There is no doubt that symptomatic children should be treated but should we also treat asymptomatic carriers? What would be the benefit of treating asymptomatic children of mothers who were proved or have a history suggestive of C trachomatis infection during their pregnancy? Should we treat these children systematically? Up to what age? These questions have recently arisen in our department after the diagnoses of C trachomatis conjunctivitis in several small children.
The American guidelines for the management of sexually transmitted infection1 do not recommend prophylactic treatment to infants of chlamydia positive mothers but close clinical supervision and treatment if symptoms develop. These guidelines do highlight the importance of antenatal screening as the main preventive measure in the vertical transmission of C trachomatis. Routine prophylaxis with silver nitrate or topical antibiotics would not prevent C trachomatis transmission. Neither the UK national guidelines nor the SIGN (Scottish Intercollegiate Guidelines Network) guidelines2,3 address the issue.
In preadolescent children sexual abuse should always be considered when a diagnosis of C trachomatis has been made, although there are reports of perinatally transmitted infections up to the age of 34 and in our department a family cluster of C trachomatis infection has recently been reported, including a 6 year old girl in whom there was no evidence of sexual abuse.5
We await with interest the results of the pilot chlamydial screening projects in Portsmouth and the Wirral but suggest that routine antenatal screening for C trachomatis infections with a nuclear amplification test (NAT) would reduce perinatal and infant morbidity and possible infection in children, whether symptomatic or not. At the very least, targeted antenatal screening of higher risk groups (young pregnant women up to 25, or those with new or multiple partners, as recommended by the American guidelines) should be clearly specified in the current UK guidelines.

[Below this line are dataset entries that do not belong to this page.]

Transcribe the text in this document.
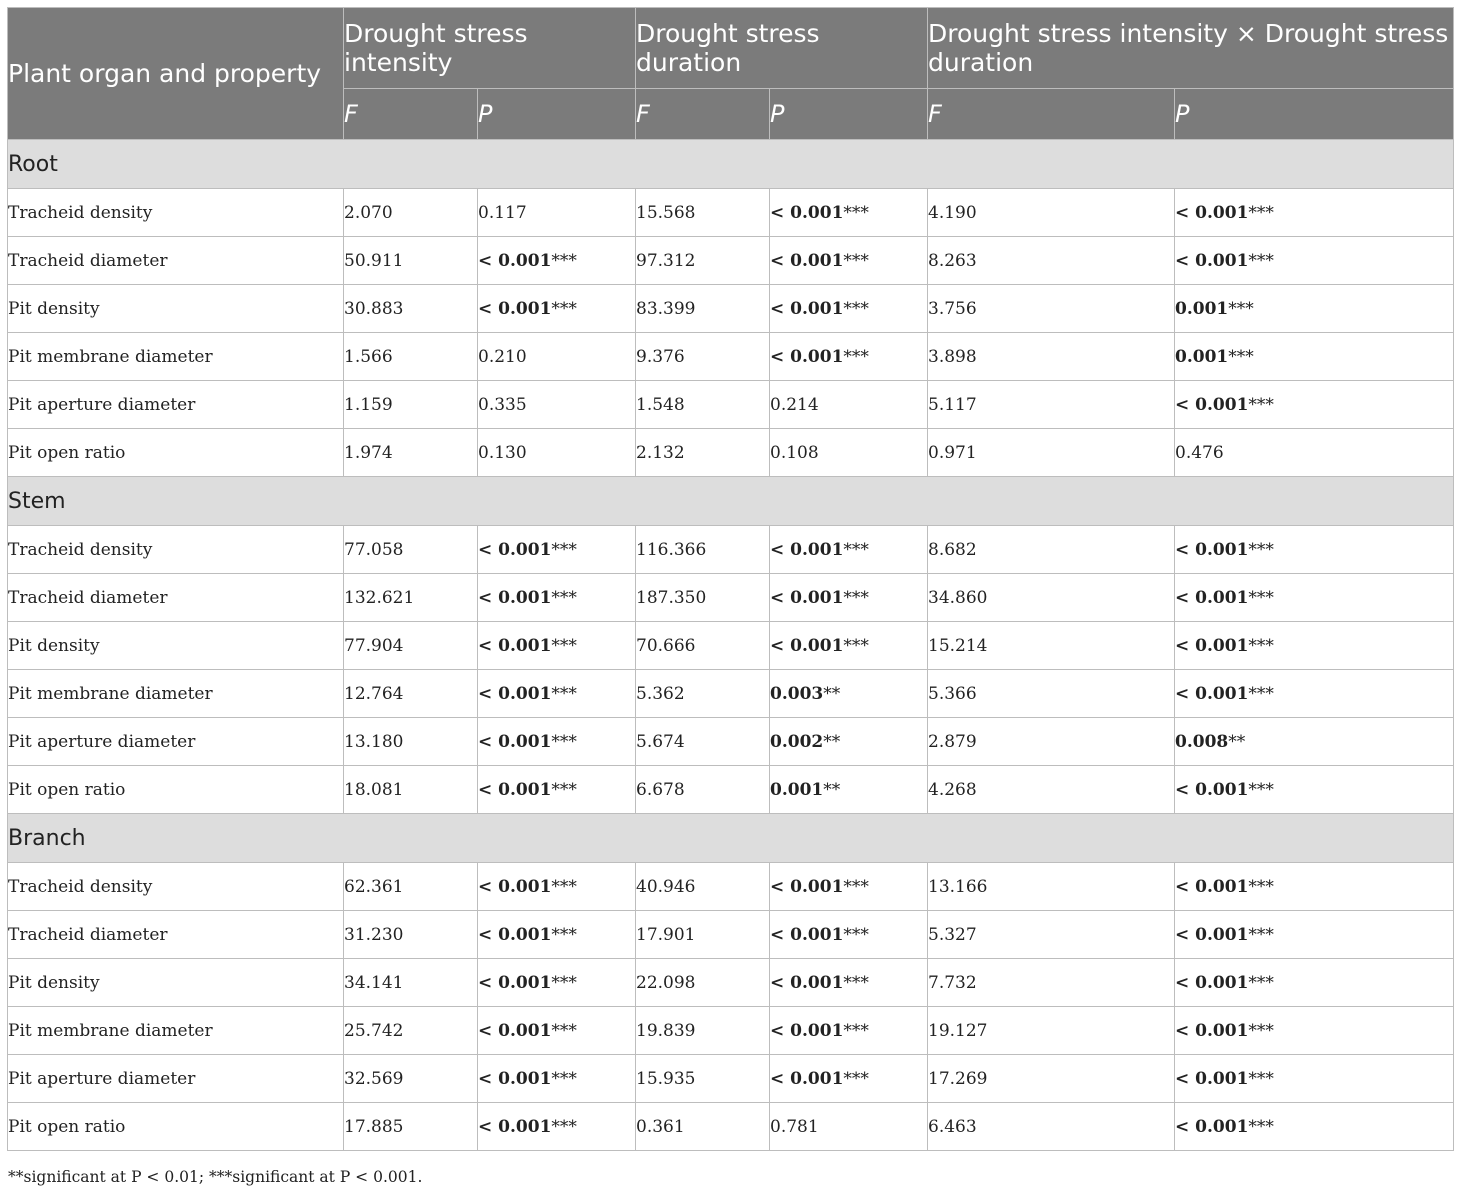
Plant organ and property	Drought stress intensity		Drought stress duration		Drought stress intensity × Drought stress duration	
	F	P	F	P	F	P
Root						
Tracheid density	2.070	0.117	15.568	< 0.001***	4.190	< 0.001***
Tracheid diameter	50.911	< 0.001***	97.312	< 0.001***	8.263	< 0.001***
Pit density	30.883	< 0.001***	83.399	< 0.001***	3.756	0.001***
Pit membrane diameter	1.566	0.210	9.376	< 0.001***	3.898	0.001***
Pit aperture diameter	1.159	0.335	1.548	0.214	5.117	< 0.001***
Pit open ratio	1.974	0.130	2.132	0.108	0.971	0.476
Stem						
Tracheid density	77.058	< 0.001***	116.366	< 0.001***	8.682	< 0.001***
Tracheid diameter	132.621	< 0.001***	187.350	< 0.001***	34.860	< 0.001***
Pit density	77.904	< 0.001***	70.666	< 0.001***	15.214	< 0.001***
Pit membrane diameter	12.764	< 0.001***	5.362	0.003**	5.366	< 0.001***
Pit aperture diameter	13.180	< 0.001***	5.674	0.002**	2.879	0.008**
Pit open ratio	18.081	< 0.001***	6.678	0.001**	4.268	< 0.001***
Branch						
Tracheid density	62.361	< 0.001***	40.946	< 0.001***	13.166	< 0.001***
Tracheid diameter	31.230	< 0.001***	17.901	< 0.001***	5.327	< 0.001***
Pit density	34.141	< 0.001***	22.098	< 0.001***	7.732	< 0.001***
Pit membrane diameter	25.742	< 0.001***	19.839	< 0.001***	19.127	< 0.001***
Pit aperture diameter	32.569	< 0.001***	15.935	< 0.001***	17.269	< 0.001***
Pit open ratio	17.885	< 0.001***	0.361	0.781	6.463	< 0.001***
**significant at P < 0.01; ***significant at P < 0.001.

A negative reliable chlamydial test documented during a pregnancy would make a diagnosis of C trachomatis infection in a child less likely to be of vertical perinatal transmission.
In the meantime, what should we do? Investigating and treating asymptomatic children as “contacts” may cause unnecessary anxiety and unpleasantness to both child and parents. Epidemiological antibiotic treatment is not exempt of risks to the individual patient and is likely to increase resistance in the general population.
We would welcome the view of clinicians and thus perhaps open a debate in an area of sexually transmitted infections in which not much is known.